Tell us about the work you have in this exhibition.
“You Look Tired”, from the photographic series entitled “You Look Tired”, follows the many facets of social pressures women face as they age. The common notion that with every birthday comes the celebration of another year alive and just a couple, small, tiny, little, daunting worries— gotta keep up with the appearance of youthfulness, but don’t forget about your ticking clock. The photographs in this series are depictions of comments people make towards women’s appearances and the anxieties around womanhood.
You Look Tired
18″ x 12″
archival inkjet print mounted to aluminum
The piece entitled “You Look Tired” was created after several years of hearing the phrase, “You look tired” when I wasn’t wearing enough or any makeup at all. On this particular evening, after hearing yet again those words and being very well rested, I took an old pillowcase, wrote the phrase in red lipstick and got my camera out. I wondered if I still, in fact, looked tired.

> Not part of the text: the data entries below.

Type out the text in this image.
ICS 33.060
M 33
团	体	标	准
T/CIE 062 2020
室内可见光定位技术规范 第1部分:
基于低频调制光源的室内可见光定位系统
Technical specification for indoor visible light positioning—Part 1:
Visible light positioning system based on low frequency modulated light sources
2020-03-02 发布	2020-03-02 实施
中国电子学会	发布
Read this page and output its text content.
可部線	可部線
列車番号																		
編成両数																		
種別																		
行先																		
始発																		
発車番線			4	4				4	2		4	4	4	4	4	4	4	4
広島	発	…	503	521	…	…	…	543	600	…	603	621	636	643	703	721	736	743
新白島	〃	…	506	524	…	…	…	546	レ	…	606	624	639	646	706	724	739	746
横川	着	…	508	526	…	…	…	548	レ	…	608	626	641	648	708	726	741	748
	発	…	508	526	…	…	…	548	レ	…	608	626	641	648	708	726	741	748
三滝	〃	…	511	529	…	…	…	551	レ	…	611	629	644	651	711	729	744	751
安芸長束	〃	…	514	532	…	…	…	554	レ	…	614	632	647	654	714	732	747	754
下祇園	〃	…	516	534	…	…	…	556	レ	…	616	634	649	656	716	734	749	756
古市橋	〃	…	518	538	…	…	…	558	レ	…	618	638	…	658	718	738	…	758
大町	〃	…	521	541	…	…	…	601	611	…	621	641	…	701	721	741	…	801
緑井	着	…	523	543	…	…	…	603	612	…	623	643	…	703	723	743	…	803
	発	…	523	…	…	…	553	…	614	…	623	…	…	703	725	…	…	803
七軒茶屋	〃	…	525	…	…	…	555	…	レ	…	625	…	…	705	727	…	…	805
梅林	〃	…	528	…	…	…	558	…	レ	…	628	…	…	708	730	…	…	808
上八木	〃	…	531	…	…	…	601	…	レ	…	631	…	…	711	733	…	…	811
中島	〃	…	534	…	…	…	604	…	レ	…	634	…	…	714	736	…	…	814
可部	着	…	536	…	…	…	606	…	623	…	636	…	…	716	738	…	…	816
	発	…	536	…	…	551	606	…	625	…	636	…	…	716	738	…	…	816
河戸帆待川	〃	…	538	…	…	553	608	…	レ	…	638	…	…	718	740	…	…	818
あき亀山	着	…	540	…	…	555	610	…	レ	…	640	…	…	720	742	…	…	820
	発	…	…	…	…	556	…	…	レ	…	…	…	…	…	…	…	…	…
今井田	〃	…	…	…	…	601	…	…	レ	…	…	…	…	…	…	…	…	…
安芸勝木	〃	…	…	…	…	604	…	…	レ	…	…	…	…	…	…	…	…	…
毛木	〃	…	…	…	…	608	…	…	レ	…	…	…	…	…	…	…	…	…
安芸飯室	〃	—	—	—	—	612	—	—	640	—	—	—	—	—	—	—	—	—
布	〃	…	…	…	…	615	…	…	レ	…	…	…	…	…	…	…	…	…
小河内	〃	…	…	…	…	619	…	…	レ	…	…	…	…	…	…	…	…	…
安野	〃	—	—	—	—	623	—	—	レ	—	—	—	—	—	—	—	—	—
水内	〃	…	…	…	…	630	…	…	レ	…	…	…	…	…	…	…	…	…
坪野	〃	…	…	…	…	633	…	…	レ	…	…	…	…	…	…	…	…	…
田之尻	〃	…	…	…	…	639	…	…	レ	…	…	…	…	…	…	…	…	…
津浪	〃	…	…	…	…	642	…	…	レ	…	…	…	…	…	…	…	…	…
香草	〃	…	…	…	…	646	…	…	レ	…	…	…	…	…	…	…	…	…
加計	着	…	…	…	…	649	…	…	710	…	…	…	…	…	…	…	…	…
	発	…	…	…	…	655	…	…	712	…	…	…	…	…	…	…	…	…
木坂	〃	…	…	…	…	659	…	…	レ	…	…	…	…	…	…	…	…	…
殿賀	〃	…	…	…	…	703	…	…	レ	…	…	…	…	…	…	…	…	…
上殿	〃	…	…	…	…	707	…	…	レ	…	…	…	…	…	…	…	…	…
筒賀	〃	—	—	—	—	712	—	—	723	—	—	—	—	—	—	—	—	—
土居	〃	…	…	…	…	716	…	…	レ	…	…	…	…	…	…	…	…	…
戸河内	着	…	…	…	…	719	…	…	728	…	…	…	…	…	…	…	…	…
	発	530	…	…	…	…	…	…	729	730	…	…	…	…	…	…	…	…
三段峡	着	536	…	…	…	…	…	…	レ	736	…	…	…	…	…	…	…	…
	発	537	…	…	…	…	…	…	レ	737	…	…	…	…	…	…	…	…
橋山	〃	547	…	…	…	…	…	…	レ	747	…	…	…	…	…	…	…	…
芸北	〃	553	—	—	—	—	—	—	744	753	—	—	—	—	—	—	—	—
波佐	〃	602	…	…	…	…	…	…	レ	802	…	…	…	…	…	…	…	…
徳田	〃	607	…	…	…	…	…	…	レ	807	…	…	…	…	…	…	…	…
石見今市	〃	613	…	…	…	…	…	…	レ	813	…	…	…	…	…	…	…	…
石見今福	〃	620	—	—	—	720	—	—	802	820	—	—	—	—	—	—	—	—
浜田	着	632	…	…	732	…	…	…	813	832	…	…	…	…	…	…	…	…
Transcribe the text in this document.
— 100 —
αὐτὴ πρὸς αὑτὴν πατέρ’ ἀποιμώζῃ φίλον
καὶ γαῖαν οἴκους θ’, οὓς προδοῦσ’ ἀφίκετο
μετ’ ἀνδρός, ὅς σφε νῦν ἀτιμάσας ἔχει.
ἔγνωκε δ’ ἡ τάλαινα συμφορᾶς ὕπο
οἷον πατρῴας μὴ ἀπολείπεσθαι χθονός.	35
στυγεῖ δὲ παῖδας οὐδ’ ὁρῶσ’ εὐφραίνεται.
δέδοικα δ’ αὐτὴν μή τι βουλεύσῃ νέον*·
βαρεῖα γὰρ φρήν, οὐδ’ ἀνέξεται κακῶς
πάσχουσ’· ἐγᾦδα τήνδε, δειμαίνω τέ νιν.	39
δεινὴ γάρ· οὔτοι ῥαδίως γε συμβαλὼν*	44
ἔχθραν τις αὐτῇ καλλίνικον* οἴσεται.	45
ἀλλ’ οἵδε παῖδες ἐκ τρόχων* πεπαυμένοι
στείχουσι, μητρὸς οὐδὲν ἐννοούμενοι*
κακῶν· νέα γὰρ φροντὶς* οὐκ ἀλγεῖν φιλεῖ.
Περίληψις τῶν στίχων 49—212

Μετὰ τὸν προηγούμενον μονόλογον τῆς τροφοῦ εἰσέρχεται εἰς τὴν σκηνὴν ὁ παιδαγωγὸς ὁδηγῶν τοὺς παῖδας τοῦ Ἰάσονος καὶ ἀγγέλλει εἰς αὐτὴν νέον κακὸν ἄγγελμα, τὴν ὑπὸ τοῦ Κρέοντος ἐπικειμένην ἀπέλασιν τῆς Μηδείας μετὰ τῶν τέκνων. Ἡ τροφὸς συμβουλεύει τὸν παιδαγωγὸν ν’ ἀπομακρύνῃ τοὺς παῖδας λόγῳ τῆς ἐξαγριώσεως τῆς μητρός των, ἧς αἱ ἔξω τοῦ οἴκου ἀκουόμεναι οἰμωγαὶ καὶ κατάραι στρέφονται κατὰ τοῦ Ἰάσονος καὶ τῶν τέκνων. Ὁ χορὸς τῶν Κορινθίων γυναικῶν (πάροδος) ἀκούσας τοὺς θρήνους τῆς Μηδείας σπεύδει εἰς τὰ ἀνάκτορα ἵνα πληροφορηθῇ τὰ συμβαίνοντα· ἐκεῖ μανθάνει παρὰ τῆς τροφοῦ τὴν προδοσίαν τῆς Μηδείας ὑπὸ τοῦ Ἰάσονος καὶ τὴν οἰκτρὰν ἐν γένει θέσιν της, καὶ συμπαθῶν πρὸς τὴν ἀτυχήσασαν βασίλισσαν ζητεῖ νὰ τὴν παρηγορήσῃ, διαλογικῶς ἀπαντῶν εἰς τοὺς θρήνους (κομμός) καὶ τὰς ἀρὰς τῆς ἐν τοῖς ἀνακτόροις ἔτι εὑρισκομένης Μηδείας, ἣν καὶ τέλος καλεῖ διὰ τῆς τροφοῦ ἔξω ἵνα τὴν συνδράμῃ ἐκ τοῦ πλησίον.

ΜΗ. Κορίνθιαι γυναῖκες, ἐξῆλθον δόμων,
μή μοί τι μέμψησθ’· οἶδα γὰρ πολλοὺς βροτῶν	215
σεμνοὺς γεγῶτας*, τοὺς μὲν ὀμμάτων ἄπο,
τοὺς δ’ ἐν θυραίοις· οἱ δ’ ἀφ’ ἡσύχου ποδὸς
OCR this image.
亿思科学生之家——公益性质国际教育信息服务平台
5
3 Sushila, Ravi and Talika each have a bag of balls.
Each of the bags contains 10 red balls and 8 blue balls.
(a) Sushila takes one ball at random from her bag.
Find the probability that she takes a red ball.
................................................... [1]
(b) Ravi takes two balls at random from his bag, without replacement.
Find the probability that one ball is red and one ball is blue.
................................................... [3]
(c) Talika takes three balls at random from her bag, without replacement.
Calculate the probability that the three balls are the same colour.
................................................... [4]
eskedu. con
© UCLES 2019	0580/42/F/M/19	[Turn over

What draws you to your chosen medium, what do you love about it?I have always gravitated towards the lens, this extension of our eye where memories, ideas, and concepts are recorded and kept. In my work I utilize both traditional and digital mediums—collage and assemblage, and digital video and photography. Coming from a background in product photography, I tend to prefer to set up and stage my subjects when capturing them, but I do not limit myself to this preference. Sometimes, I’ll take my camera out and start filming a particular area, waiting for my subject to appear, but most of the time my concepts are concrete and deliberate when executed in the studio.
What inspires you to make art?I draw inspiration mostly from my surroundings. The ideas come about from a variety of thought processes, including the subconscious mind, and the day-to-day experiences associated with advancements in technology, changes in family values and social norms, and current events.